(Year Two, summer)
Bulkheads removed, ready to be cleaned for painting. Notice the orange-brown stuff on the sides. That’s the adhesive used for the original foam-backed vinyl liner that hat rotted long ago and came off easily. That is, the liner and dusty foam came off easily – the adhesive did not.
This is the forepeak, before cleaning. The adhesive, applied 35 years ago in the boat’s Swedish factory, was still gummy and holding tightly to the fiberglass. I tried several adhesive removers before I found one that worked at all (and wouldn’t harm the underlying fiberglass.) I think this particular adhesive is what they use to mold those “black boxes” for airplanes.
The forepeak, after cleaning. Removing the *^(%$ Swedish adhesive took FIVE FULL DAYS of wearing a respirator and scrubbing solvent into the gum until my arms and shoulders vibrated in exhaustion. Also, even with a small fan blowing through the confined space of the cabin, working hard in the humid heat of a Maryland summer, I experienced the phenomenon of projectile perspiration.

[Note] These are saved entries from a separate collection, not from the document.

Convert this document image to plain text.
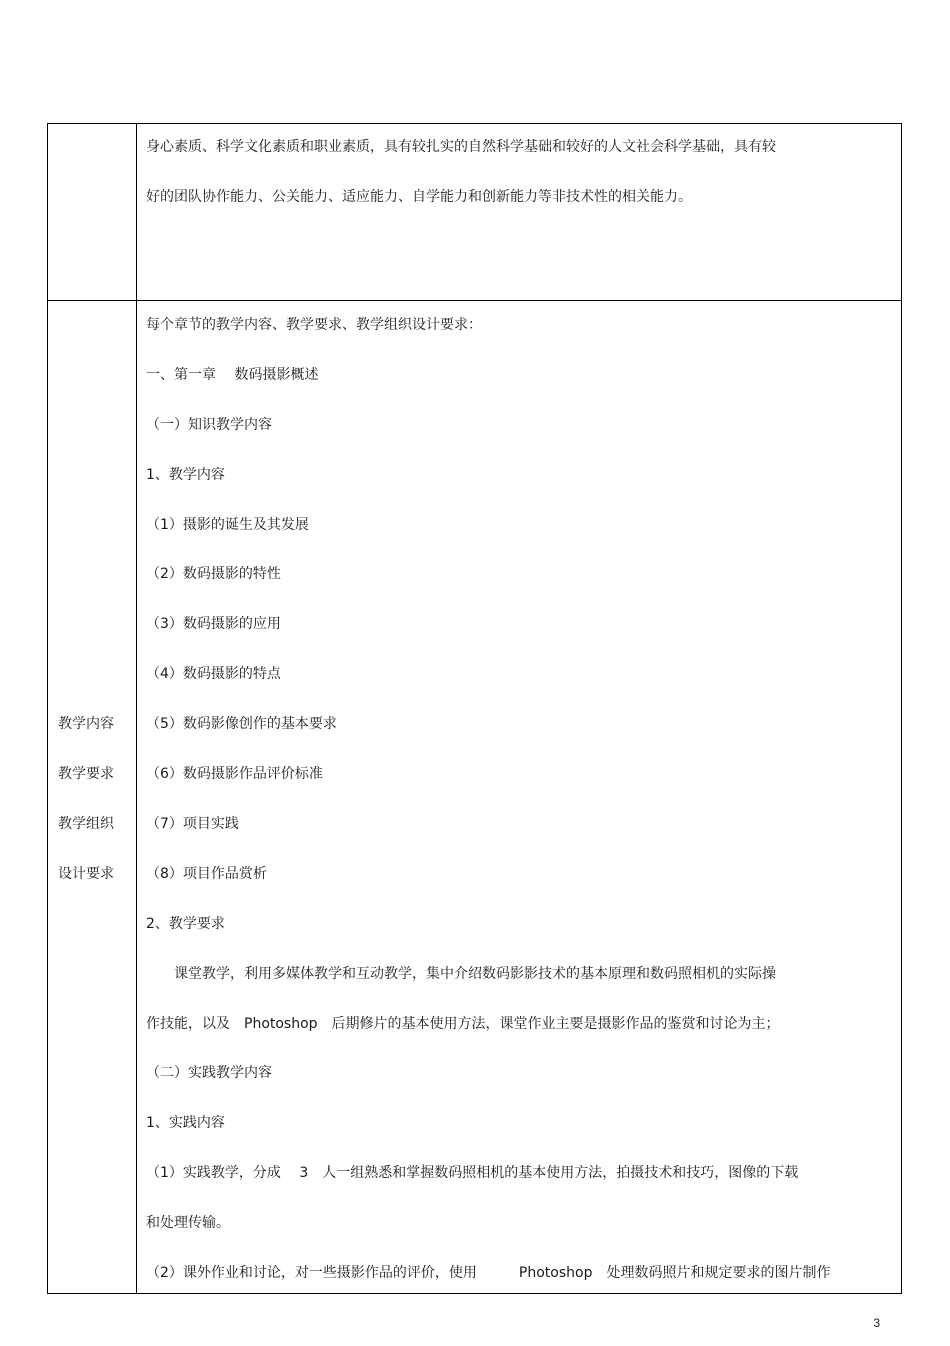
身心素质、科学文化素质和职业素质，具有较扎实的自然科学基础和较好的人文社会科学基础，具有较
好的团队协作能力、公关能力、适应能力、自学能力和创新能力等非技术性的相关能力。
教学内容
教学要求
教学组织
设计要求
每个章节的教学内容、教学要求、教学组织设计要求：
一、第一章　 数码摄影概述
（一）知识教学内容
1、教学内容
（1）摄影的诞生及其发展
（2）数码摄影的特性
（3）数码摄影的应用
（4）数码摄影的特点
（5）数码影像创作的基本要求
（6）数码摄影作品评价标准
（7）项目实践
（8）项目作品赏析
2、教学要求
　　课堂教学，利用多媒体教学和互动教学，集中介绍数码影影技术的基本原理和数码照相机的实际操
作技能，以及　Photoshop　后期修片的基本使用方法，课堂作业主要是摄影作品的鉴赏和讨论为主；
（二）实践教学内容
1、实践内容
（1）实践教学，分成　 3　人一组熟悉和掌握数码照相机的基本使用方法，拍摄技术和技巧，图像的下载
和处理传输。
（2）课外作业和讨论，对一些摄影作品的评价，使用　　　Photoshop　处理数码照片和规定要求的图片制作
3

The forepeak, used for chain, anchor, and line stowage, coated in bilge paint. While this was drying I took a quick trip to Sweden, found the person responsible for using that particular adhesive, burned his head, found his children and grandchildren and their puppy dog, and kicked the dog in the neck. I felt better. I came home and got back to work.
Starboard side, after (*&^%$#@ Swedish adhesive removal.
Primer applied. The two athwartship stiffeners were tabbed in with fiberglass and still in pretty good shape, so I chose not to grind them out a la “if it ain’t broke don’t fix it.” Just to make sure, though, I cut some similar shapes from marine plywood and will glue and fasten them to the installed pieces.
The entire interior painted an off-white enamel, with the main salon’s ceiling a regular glossy white.
From the bow looking aft, under the cockpit. Working under there, where do you put the paint where it won’t spill? The necessary body contortions were great fun!